Tottenham Hotspur manager Mauricio Pochettino says his players should feel insulted and dishonoured if they lose their personal battles at free kicks and corners.

Spurs have conceded four goals from set pieces in their last three matches and are sure to be tested again by Brighton on Saturday given Seagulls centre-back Shane Duffy has already scored twice this season.

"It's an insult if someone beats you," said Pochettino. "If I am supposed to mark someone and he touches the ball then it's like a dishonour for me. That's how you need to feel. If you lose [that battle], all the tactics or organisation are gone.

"It's not a thing you can work on too much. You can work on your organisation. You can work on the line, if it's a wide free kick, higher or deeper. On the corner, you can use different positions to cover with different players because you know how the opponent works. "But in the end, it's up to them. It's the area of the game that you cannot do too much about from the outside."
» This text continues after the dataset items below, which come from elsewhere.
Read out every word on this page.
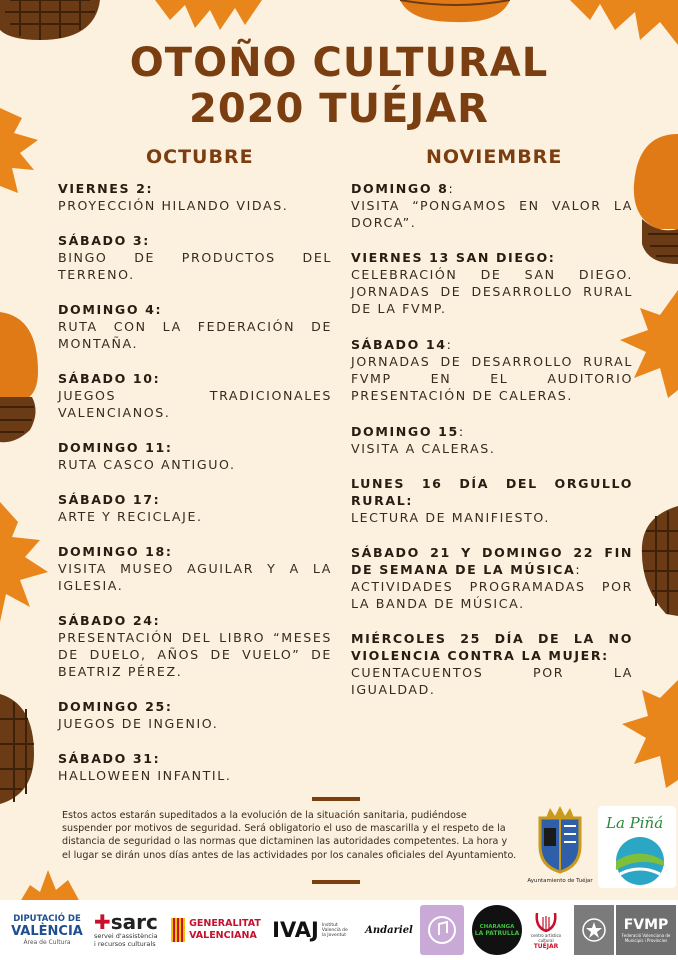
OTOÑO CULTURAL
2020 TUÉJAR
OCTUBRE	NOVIEMBRE
VIERNES 2:
PROYECCIÓN HILANDO VIDAS.
SÁBADO 3:
BINGO DE PRODUCTOS DEL TERRENO.
DOMINGO 4:
RUTA CON LA FEDERACIÓN DE MONTAÑA.
SÁBADO 10:
JUEGOS TRADICIONALES VALENCIANOS.
DOMINGO 11:
RUTA CASCO ANTIGUO.
SÁBADO 17:
ARTE Y RECICLAJE.
DOMINGO 18:
VISITA MUSEO AGUILAR Y A LA IGLESIA.
SÁBADO 24:
PRESENTACIÓN DEL LIBRO “MESES DE DUELO, AÑOS DE VUELO” DE BEATRIZ PÉREZ.
DOMINGO 25:
JUEGOS DE INGENIO.
SÁBADO 31:
HALLOWEEN INFANTIL.
DOMINGO 8:
VISITA “PONGAMOS EN VALOR LA DORCA”.
VIERNES 13 SAN DIEGO:
CELEBRACIÓN DE SAN DIEGO. JORNADAS DE DESARROLLO RURAL DE LA FVMP.
SÁBADO 14:
JORNADAS DE DESARROLLO RURAL FVMP EN EL AUDITORIO PRESENTACIÓN DE CALERAS.
DOMINGO 15:
VISITA A CALERAS.
LUNES 16 DÍA DEL ORGULLO RURAL:
LECTURA DE MANIFIESTO.
SÁBADO 21 Y DOMINGO 22 FIN DE SEMANA DE LA MÚSICA:
ACTIVIDADES PROGRAMADAS POR LA BANDA DE MÚSICA.
MIÉRCOLES 25 DÍA DE LA NO VIOLENCIA CONTRA LA MUJER:
CUENTACUENTOS POR LA IGUALDAD.

Estos actos estarán supeditados a la evolución de la situación sanitaria, pudiéndose suspender por motivos de seguridad. Será obligatorio el uso de mascarilla y el respeto de la distancia de seguridad o las normas que dictaminen las autoridades competentes. La hora y el lugar se dirán unos días antes de las actividades por los canales oficiales del Ayuntamiento.

Ayuntamiento de Tuéjar
La Piñá
DIPUTACIÓ DE
VALÈNCIA
Àrea de Cultura
✚sarc
servei d'assistència
i recursos culturals
GENERALITAT
VALENCIANA IVAJ Institut Valencià de la Joventut	Andariel	CHARANGA
LA PATRULLA	centro artístico cultural
TUÉJAR
FVMP
Federació Valenciana de Municipis i Províncies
Spurs started the season with three successive victories, including a 3-0 win at Old Trafford, but Pochettino warned his players not to get carried away with their own hype. They have since lost three games in a row, and the manager believes the lesson has been useful.

"I don't say I'm happy with this period but maybe I'm more close to being happy than angry, because sometimes you need a big hit to realise and wake up," he said. "We are good when we run more than the opponent. It happened in a similar way at Espanyol and Southampton. When we play against teams that have the same or maybe better quality than us, always we run between six and 10km more than the opponent.
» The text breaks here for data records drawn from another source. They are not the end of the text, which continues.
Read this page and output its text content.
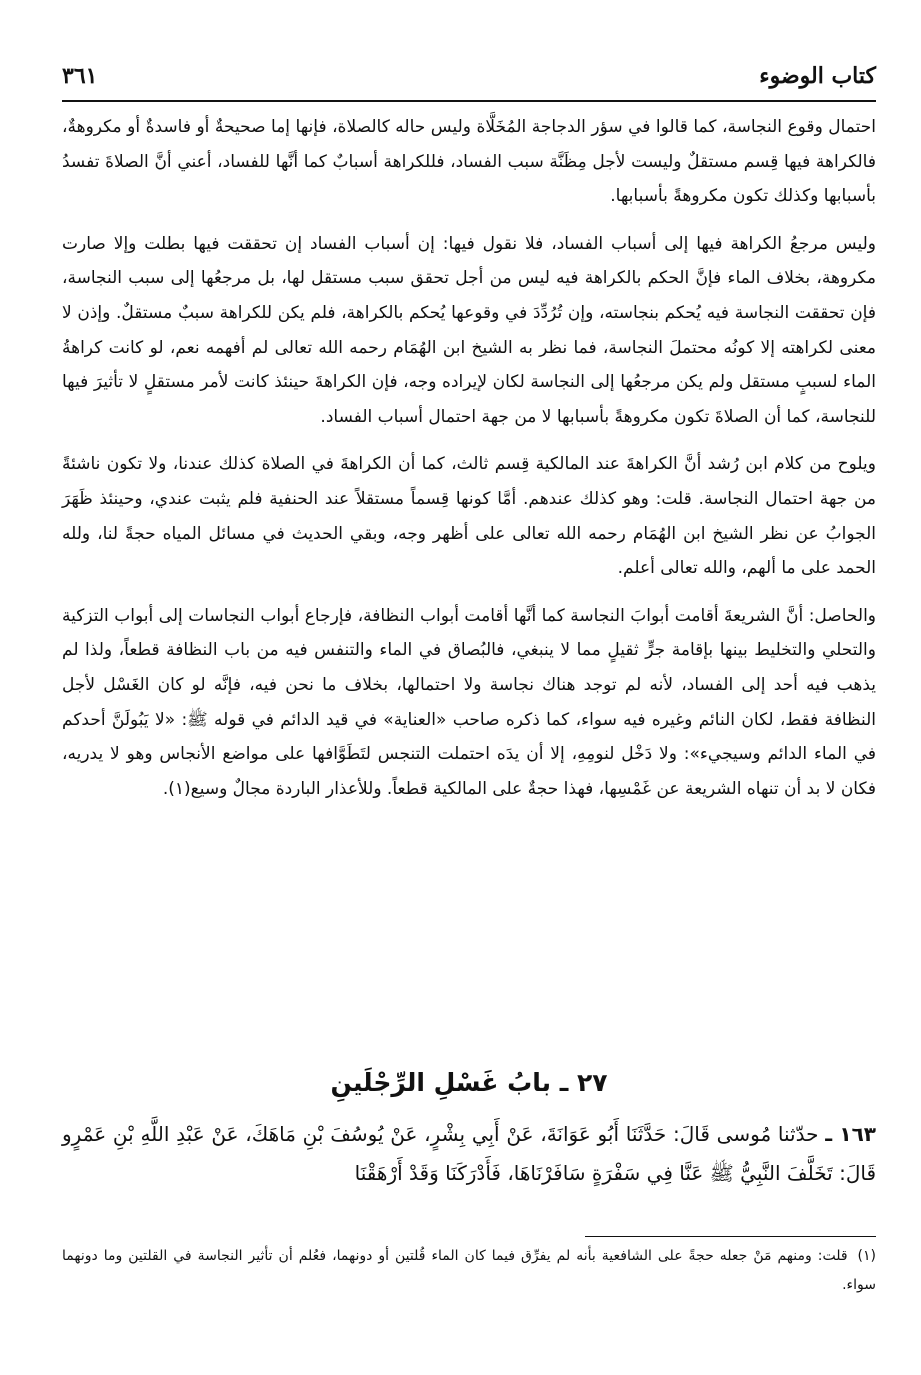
كتاب الوضوء
٣٦١

احتمال وقوع النجاسة، كما قالوا في سؤر الدجاجة المُخَلَّاة وليس حاله كالصلاة، فإنها إما صحيحةٌ أو فاسدةٌ أو مكروهةٌ، فالكراهة فيها قِسم مستقلٌ وليست لأجل مِظَنَّة سبب الفساد، فللكراهة أسبابٌ كما أنَّها للفساد، أعني أنَّ الصلاةَ تفسدُ بأسبابها وكذلك تكون مكروهةً بأسبابها.

وليس مرجعُ الكراهة فيها إلى أسباب الفساد، فلا نقول فيها: إن أسباب الفساد إن تحققت فيها بطلت وإلا صارت مكروهة، بخلاف الماء فإنَّ الحكم بالكراهة فيه ليس من أجل تحقق سبب مستقل لها، بل مرجعُها إلى سبب النجاسة، فإن تحققت النجاسة فيه يُحكم بنجاسته، وإن تُرُدِّدَ في وقوعها يُحكم بالكراهة، فلم يكن للكراهة سببٌ مستقلٌ. وإذن لا معنى لكراهته إلا كونُه محتملَ النجاسة، فما نظر به الشيخ ابن الهُمَام رحمه الله تعالى لم أفهمه نعم، لو كانت كراهةُ الماء لسببٍ مستقل ولم يكن مرجعُها إلى النجاسة لكان لإيراده وجه، فإن الكراهةَ حينئذ كانت لأمر مستقلٍ لا تأثيرَ فيها للنجاسة، كما أن الصلاةَ تكون مكروهةً بأسبابها لا من جهة احتمال أسباب الفساد.

ويلوح من كلام ابن رُشد أنَّ الكراهةَ عند المالكية قِسم ثالث، كما أن الكراهةَ في الصلاة كذلك عندنا، ولا تكون ناشئةً من جهة احتمال النجاسة. قلت: وهو كذلك عندهم. أمَّا كونها قِسماً مستقلاً عند الحنفية فلم يثبت عندي، وحينئذ ظَهَرَ الجوابُ عن نظر الشيخ ابن الهُمَام رحمه الله تعالى على أظهر وجه، وبقي الحديث في مسائل المياه حجةً لنا، ولله الحمد على ما ألهم، والله تعالى أعلم.

والحاصل: أنَّ الشريعةَ أقامت أبوابَ النجاسة كما أنَّها أقامت أبواب النظافة، فإرجاع أبواب النجاسات إلى أبواب التزكية والتحلي والتخليط بينها بإقامة جرٍّ ثقيلٍ مما لا ينبغي، فالبُصاق في الماء والتنفس فيه من باب النظافة قطعاً، ولذا لم يذهب فيه أحد إلى الفساد، لأنه لم توجد هناك نجاسة ولا احتمالها، بخلاف ما نحن فيه، فإنَّه لو كان الغَسْل لأجل النظافة فقط، لكان النائم وغيره فيه سواء، كما ذكره صاحب «العناية» في قيد الدائم في قوله ﷺ: «لا يَبُولَنَّ أحدكم في الماء الدائم وسيجيء»: ولا دَخْل لنومِهِ، إلا أن يدَه احتملت التنجس لتَطَوَّافها على مواضع الأنجاس وهو لا يدريه، فكان لا بد أن تنهاه الشريعة عن غَمْسِها، فهذا حجةٌ على المالكية قطعاً. وللأعذار الباردة مجالٌ وسيع(١).

٢٧ ـ بابُ غَسْلِ الرِّجْلَينِ

١٦٣ ـ حدّثنا مُوسى قَالَ: حَدَّثَنَا أَبُو عَوَانَةَ، عَنْ أَبِي بِشْرٍ، عَنْ يُوسُفَ بْنِ مَاهَكَ، عَنْ عَبْدِ اللَّهِ بْنِ عَمْرٍو قَالَ: تَخَلَّفَ النَّبِيُّ ﷺ عَنَّا فِي سَفْرَةٍ سَافَرْنَاهَا، فَأَدْرَكَنَا وَقَدْ أَرْهَقْنَا

(١)قلت: ومنهم مَنْ جعله حجةً على الشافعية بأنه لم يفرِّق فيما كان الماء قُلتين أو دونهما، فعُلم أن تأثير النجاسة في القلتين وما دونهما سواء.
"This season, it's not that we don't run -- we ran 2km more than Liverpool -- but we need more, because we have difficult qualities, because we have difficult skills and we need to be focused and run and work hard. For different reasons, we need to create double the opportunities or chances than another team to score.

"I don't say I'm happy. But it's good sometimes that you feel bad, and sometimes the critics arrive."

Pochettino is hampered by the fact that nine of his players played until the end of the World Cup and returned to Spurs just a few days before the Premier League kicked off. He has been rotating to protect those players from injury and left Toby Alderweireld and Kieran Trippier at home for this week's Champions League clash against Inter Milan.

"We provided more time [for Kieran] to recover after the international break to be sure he could play in a very good way against Liverpool," said Pochettino. "We didn't train too much because we prioritised the rest and recovery, and when he played and it was a tough game against Liverpool, 90 minutes, to play again three days afterwards against another big-level team, against a very good player in front [Ivan Perisic], I think it wasn't the best and the risk was massive.

"It's about not risking injury, and we've provided him with a very good week of training to be ready again.

"I go back to Manchester United. Remember in the second half, after 70 minutes, the two full-backs, Danny Rose and Kieran Trippier, asked to leave the pitch because they were tired, and they were ready again to play one week after.

"When you see all that happened it's an easy answer [to explain why they were left out]. But I don't want to explain in every single press conference my decisions and say 'no it's like this'."

Pochettino also does not want his players to use tiredness as an excuse for a lack of effort.

"We provided all the players 21 days off," he said. "It's more than some. I was talking with [Manchester City assistant manager Mikel] Arteta, because we wanted to be fair with everyone.

"City played one week before us in the Community Shield and all the players arrived one week before. They had only 15 days' holidays."